Herkesin sadece kendisini düşündüğü başkasını düşünecekse de en fazla aile efradını düşündüğü, öncelikle kendini güvenceye almak istediği zaman dilimleri yaşamaktayız. Genelde insanlığın özelde islam dünyasının bu pandemide iyi bir sınav veremediğini düşündüren gelişmeler yaşanmaktadır. Eğer çıkan haberler doğru ise bir ülkeden başka bir ülkeye gönderilen tıbbi malzemelere el koyan devletler mi dersin, kuruşla satılan maskeleri biranda on liraya çıkaran, sahte dezenfektan üreten kalpazanlar mı dersin, Yunan sınırında bekleyen mültecileri unutan haber kanalları mı ( Neyse ki Türkiye insanlığın son adası olduğunu bir daha göstererek onları geri kabul merkezlerine yerleştirdiğine dair haberler okuduk) dersin… Tüm bunlar göz önünde yaşanmaktadır. İsmet ÖZEL diyor ya:’’ Her şey ben yaşarken oldu, bunu bilsin insanlar.’’ Evet her şey biz yaşarken olmaktadır. Korona günlerinde rahat sıcak evlerinde kalıp, kafeye, lokantaya, bruncha gidemediği için hayatının zehir olduğunu düşünen bizler ile yıllardır tüm dünyadan izole edilen, ambargo uygulanan Filistinli Müslümanları, Yemende adı İslam devleti olan Suud rejimi tarafından açlığa mahkumedilen insanları düşündüğümüzde küresel deneyin başarıya ulaştığını söyleyebiliriz. Nedir Bu küresel deney: ‘’sadece kendini düşün’’ Sahi Myanmarda ne yaşanmıştı, hala devam ediyor mu? Bilen beri gelsin. Ya Suriyeliler ne alemde onların ellerini yirmi saniye sabunlayacakları sabun ve suları var mı? Somali, Etiyopya daha sayayım mı. Sahi içimizdeki, hemen yan komşumuz olan, işten çıkarılan, iş yeri kapanan asgari ücretli ne durumda acaba?
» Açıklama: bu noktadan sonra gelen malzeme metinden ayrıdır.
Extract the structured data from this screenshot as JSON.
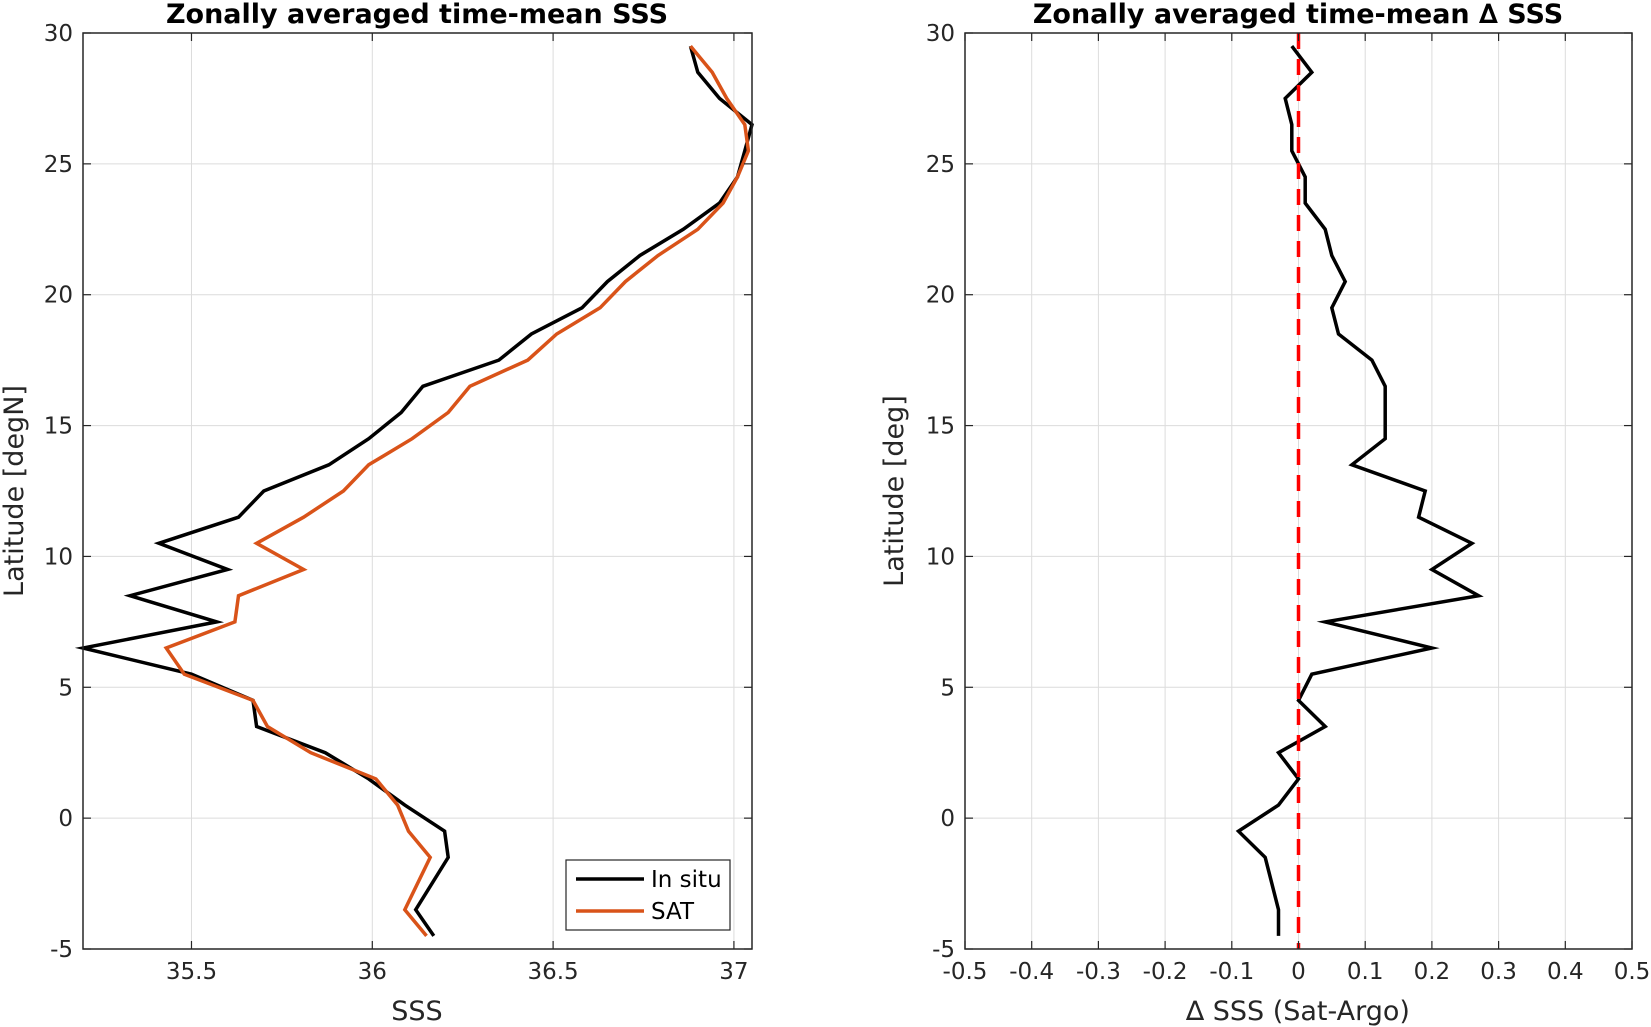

Bunlar can sıkıcı değil mi? Şimdi kim düşünecek bunları, bu zor günlerde, zaten sokağa çıkmak da yasak, ne yapalım kader işte diyenler çoğunluktadır.
Sergilenen her ne ise, küreselciler ne amaçlıyorlarsa amaçlasınlar bu günlerde her fert olarak bize düşen etrafımızdaki güçsüz ve kimsesizleri düşünmektir. Sosyal devlet yapacağını yapmakta zaten. Bizler de insanlık adına açılan erdemliler hareketi olarak nitelendirilebilecek kampanyaları katılmalıyız. Bu sayede küreselcilerin bencil bir dünya inşa etmelerini engelleyebiliriz.